En juin dernier, Félix Bissonnette Desormeaux a été diagnostiqué d’un trouble du spectre de l’autisme. Le jeune garçon n’est pas retourné sur les bancs d’école depuis maintenant cinq mois, faute de place dans une classe spéciale, a révélé Le Journal.

«(Sa mère) peut s’attendre à se faire appeler par sa commission scolaire. Est-ce (qu’il aura une place dans les prochains) jours ou (dans les prochaines) semaines? Je souhaite que ce soit (dans les prochains) jours. Il faut trouver le local, il faut trouver le professionnel qui va s’en occuper, mais c’est clair que la commission scolaire a l’obligation d’accueillir ce jeune-là et de répondre à ses besoins», a affirmé le ministre de l’Éducation, en entrevue avec notre Bureau parlementaire.

Jean-François Roberge juge cette situation «totalement inacceptable». Il dit avoir pris personnellement connaissance du dossier et en avoir parlé avec son sous-ministre, qui contactera la direction générale de la Commission scolaire de la Capitale pour lui rappeler son obligation de scolariser «tous les jeunes», peu importe leurs besoins.

«C’est sûr qu’il faut trouver une classe pour ce petit garçon-là», insiste le ministre. Il n’accepte pas la raison invoquée par la commission scolaire, à savoir que les groupes adaptés sont complets cette année.
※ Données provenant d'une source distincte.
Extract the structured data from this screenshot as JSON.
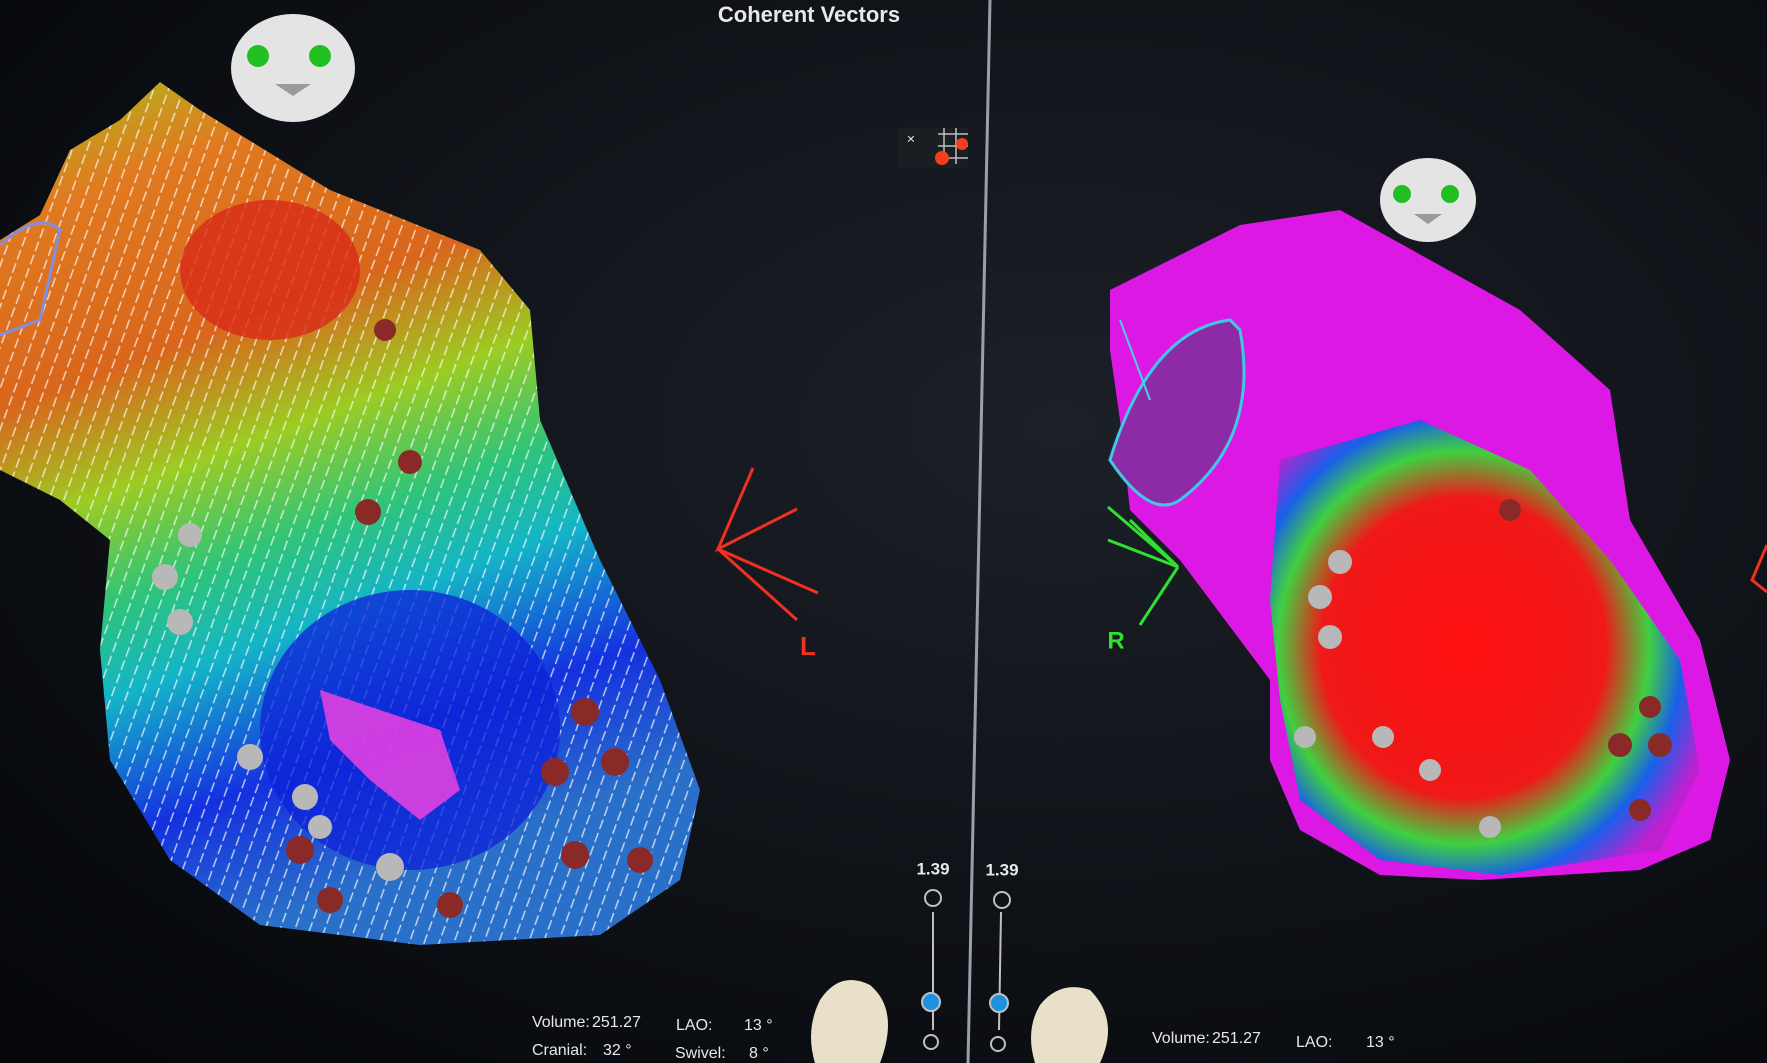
{
  "header": {
    "title": "Coherent Vectors",
    "close": "×"
  },
  "left_panel": {
    "orientation": "L",
    "zoom": "1.39",
    "info": {
      "volume_label": "Volume:",
      "volume": "251.27",
      "lao_label": "LAO:",
      "lao": "13 °",
      "cranial_label": "Cranial:",
      "cranial": "32 °",
      "swivel_label": "Swivel:",
      "swivel": "8 °"
    }
  },
  "right_panel": {
    "orientation": "R",
    "zoom": "1.39",
    "info": {
      "volume_label": "Volume:",
      "volume": "251.27",
      "lao_label": "LAO:",
      "lao": "13 °"
    }
  }
}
«Ce n’est absolument pas une excuse. Si les groupes sont complets, il faut en ouvrir d’autres. On ne peut pas dire à un enfant, désolé, on n’a pas de place pour toi, voyons! Ce n’est pas acceptable!».

Les moyens financiers sont là

Selon Jean-François Roberge, le réseau de l’Éducation a les moyens de répondre aux besoins de ce jeune garçon de 8 ans, et des autres enfants qui ont des besoins particuliers.
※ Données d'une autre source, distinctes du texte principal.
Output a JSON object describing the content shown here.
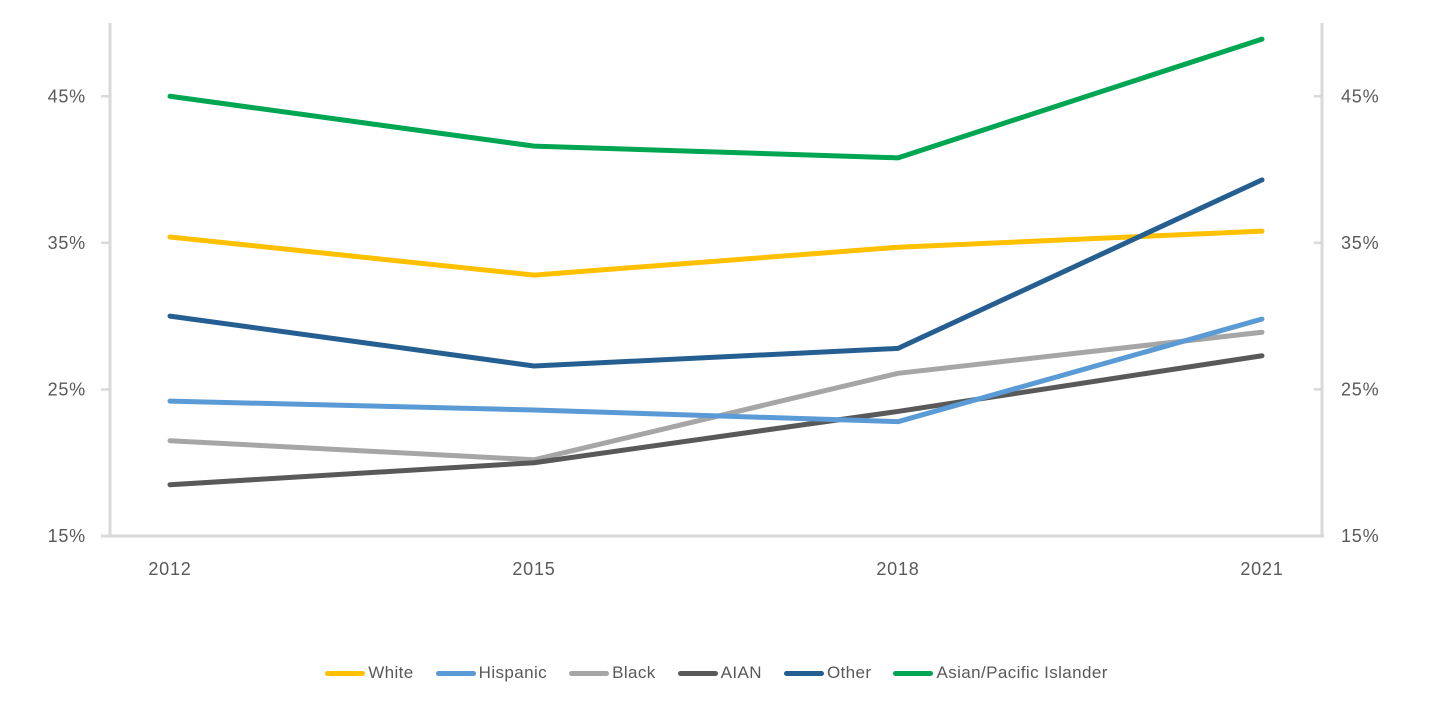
{
  "page": {
    "background": "#FFFFFF"
  },
  "chart_data": {
    "type": "line",
    "title": "",
    "xlabel": "",
    "ylabel": "",
    "categories": [
      "2012",
      "2015",
      "2018",
      "2021"
    ],
    "series": [
      {
        "name": "White",
        "color": "#FFC000",
        "values": [
          35.4,
          32.8,
          34.7,
          35.8
        ]
      },
      {
        "name": "Hispanic",
        "color": "#5B9BD5",
        "values": [
          24.2,
          23.6,
          22.8,
          29.8
        ]
      },
      {
        "name": "Black",
        "color": "#A6A6A6",
        "values": [
          21.5,
          20.2,
          26.1,
          28.9
        ]
      },
      {
        "name": "AIAN",
        "color": "#595959",
        "values": [
          18.5,
          20.0,
          23.5,
          27.3
        ]
      },
      {
        "name": "Other",
        "color": "#255E91",
        "values": [
          30.0,
          26.6,
          27.8,
          39.3
        ]
      },
      {
        "name": "Asian/Pacific Islander",
        "color": "#00A651",
        "values": [
          45.0,
          41.6,
          40.8,
          48.9
        ]
      }
    ],
    "y_ticks": [
      {
        "value": 15,
        "label": "15%"
      },
      {
        "value": 25,
        "label": "25%"
      },
      {
        "value": 35,
        "label": "35%"
      },
      {
        "value": 45,
        "label": "45%"
      }
    ],
    "ylim": [
      15,
      50
    ],
    "dual_y_axis": true,
    "grid": false,
    "legend_position": "bottom",
    "line_width": 5,
    "axis_color": "#D9D9D9",
    "text_color": "#595959"
  }
}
«On a rajouté plus de 20 millions $ dans le budget de mars 2019 exprès pour ça. 20 millions $ juste pour ouvrir des classes spécialisées pour des enfants qui ne peuvent pas aller dans une classe régulière même avec des professionnels, dit-il. Je suis convaincu qu’il y a les ressources financières pour accueillir ce jeune-là et les autres, et on va aider la commission scolaire à s’en souvenir».

Hausse des diagnostics

On note une augmentation importante des diagnostics du spectre de l’autisme depuis quelques années.

Le ministre de l’Éducation assure que son gouvernement sera au rendez-vous pour répondre aux besoins des enfants qui vivent avec ce trouble.

«On ne se défilera pas parce qu’il y a plus d’enfants qui ont plus de besoins. On va organiser les services pour répondre aux besoins des familles et des enfants».